Institute of Cardiovascular Disease, Key Lab for Arteriosclerology of Hunan Province, Medical Research Experiment Center, Hunan Province Cooperative Innovation Center for Molecular Target New Drug Study, University of South China, Hengyang, Hunan 421001, China.
Institute of Cardiovascular Disease, Key Lab for Arteriosclerology of Hunan Province, Medical Research Experiment Center, Hunan Province Cooperative Innovation Center for Molecular Target New Drug Study, University of South China, Hengyang, Hunan 421001, China; Department of Endocrinology, The First Hospital of Changsha, Changsha, Hunan 410005, China.
Biochim Biophys Acta Mol Cell Biol Lipids. 2018 Aug;1863(8):806-822. doi: 10.1016/j.bbalip.2018.04.011. Epub 2018 Apr 17.
Recent studies have suggested that heat shock protein 70 (HSP70) may play critical roles in cardiovascular disease. However, the effects of HSP70 on the development of atherosclerosis in apoE mice remain largely unknown. This study was to investigate the role and potential mechanism of HSP70 in atherosclerosis.
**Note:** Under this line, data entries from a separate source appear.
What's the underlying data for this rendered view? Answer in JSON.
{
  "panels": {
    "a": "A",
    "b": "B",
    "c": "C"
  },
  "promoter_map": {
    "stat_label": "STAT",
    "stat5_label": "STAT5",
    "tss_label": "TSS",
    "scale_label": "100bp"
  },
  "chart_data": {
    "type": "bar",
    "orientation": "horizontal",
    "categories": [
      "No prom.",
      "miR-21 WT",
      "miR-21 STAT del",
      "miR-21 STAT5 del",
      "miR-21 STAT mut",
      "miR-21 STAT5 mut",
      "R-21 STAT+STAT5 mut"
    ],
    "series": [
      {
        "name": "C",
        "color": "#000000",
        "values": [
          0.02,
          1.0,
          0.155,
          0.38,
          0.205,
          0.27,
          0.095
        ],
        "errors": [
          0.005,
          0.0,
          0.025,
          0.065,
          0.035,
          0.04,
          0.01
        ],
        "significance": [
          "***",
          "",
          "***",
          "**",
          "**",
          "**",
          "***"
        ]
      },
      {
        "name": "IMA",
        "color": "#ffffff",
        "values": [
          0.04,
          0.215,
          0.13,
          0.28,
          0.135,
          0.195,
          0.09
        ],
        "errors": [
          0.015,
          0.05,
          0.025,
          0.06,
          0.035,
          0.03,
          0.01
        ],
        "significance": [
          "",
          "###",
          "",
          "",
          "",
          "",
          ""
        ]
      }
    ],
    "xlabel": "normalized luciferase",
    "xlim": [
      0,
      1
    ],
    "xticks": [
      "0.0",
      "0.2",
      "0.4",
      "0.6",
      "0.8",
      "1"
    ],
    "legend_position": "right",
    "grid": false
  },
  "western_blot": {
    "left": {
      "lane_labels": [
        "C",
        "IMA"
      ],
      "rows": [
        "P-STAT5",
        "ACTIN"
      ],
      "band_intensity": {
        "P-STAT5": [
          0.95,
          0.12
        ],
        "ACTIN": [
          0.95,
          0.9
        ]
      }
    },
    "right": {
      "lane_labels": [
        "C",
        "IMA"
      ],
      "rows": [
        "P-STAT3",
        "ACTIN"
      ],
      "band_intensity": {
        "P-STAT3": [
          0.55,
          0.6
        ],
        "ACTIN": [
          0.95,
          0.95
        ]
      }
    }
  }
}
HSP70 was overexpressed in apoE mice and THP-1-derived macrophages with lentiviral vectors. Oil Red O, hematoxylin-eosin, and Masson staining were performed to evaluate atherosclerotic plaque in apoE mice fed the Western type diet. Moreover, immunostaining was employed to detect the expression of relative proteins in aortic sinus. Reporter gene and chromatin immunoprecipitation were performed to analyze the effect of Elk-1 on the promoter activity of ABCA1 and ABCG1; [H] labeled cholesterol was used to assess the capacity of cholesterol efflux and reverse cholesterol transport (RCT).
Our results showed that HSP70 increased lipid accumulation in arteries and promoted the formation of atherosclerotic lesion. The capacity of cholesterol efflux was reduced in peritoneal macrophages isolated from HSP70-overexpressed apoE mice. The levels of ABCA1 and ABCG1 expression were also reduced in the peritoneal macrophages and the aorta from apoE mice in response to HSP70. The c-Jun N-terminal kinase (JNK) and ETS transcription factor (Elk-1) played a critical role in HSP70-induced downregulation ABCA1 and ABCG1. Further, HSP70 reduced RCT from macrophages to plasma, liver, and feces in apoE mice.
HSP70 promotes the progression of atherosclerosis in apoE mice by suppressing the expression of ABCA1 and ABCG1 through the JNK/Elk-1 pathway.
最近的研究表明,热休克蛋白 70(HSP70)可能在心血管疾病中发挥关键作用。然而,HSP70 对载脂蛋白 E (apoE)小鼠动脉粥样硬化发展的影响在很大程度上尚不清楚。本研究旨在探讨 HSP70 在动脉粥样硬化中的作用及其潜在机制。
通过慢病毒载体在 apoE 小鼠和 THP-1 衍生的巨噬细胞中过表达 HSP70。用油红 O、苏木精-伊红和 Masson 染色法评估西方饮食喂养的 apoE 小鼠的动脉粥样硬化斑块。此外,采用免疫组化法检测主动脉窦中相对蛋白的表达。采用报告基因和染色质免疫沉淀法分析 Elk-1 对 ABCA1 和 ABCG1 启动子活性的影响;用[H]标记的胆固醇评估胆固醇流出和胆固醇逆向转运(RCT)的能力。
我们的结果表明,HSP70 增加了动脉中的脂质堆积,促进了动脉粥样硬化病变的形成。与 HSP70 过表达的 apoE 小鼠来源的腹腔巨噬细胞相比,胆固醇流出能力降低。在 apoE 小鼠的腹腔巨噬细胞和主动脉中,HSP70 还降低了 ABCA1 和 ABCG1 的表达水平。c-Jun N-末端激酶(JNK)和 ETS 转录因子(Elk-1)在 HSP70 诱导的 ABCA1 和 ABCG1 下调中发挥关键作用。此外,HSP70 降低了 apoE 小鼠中从巨噬细胞到血浆、肝脏和粪便的 RCT。
HSP70 通过 JNK/Elk-1 通路抑制 ABCA1 和 ABCG1 的表达,促进 apoE 小鼠动脉粥样硬化的进展。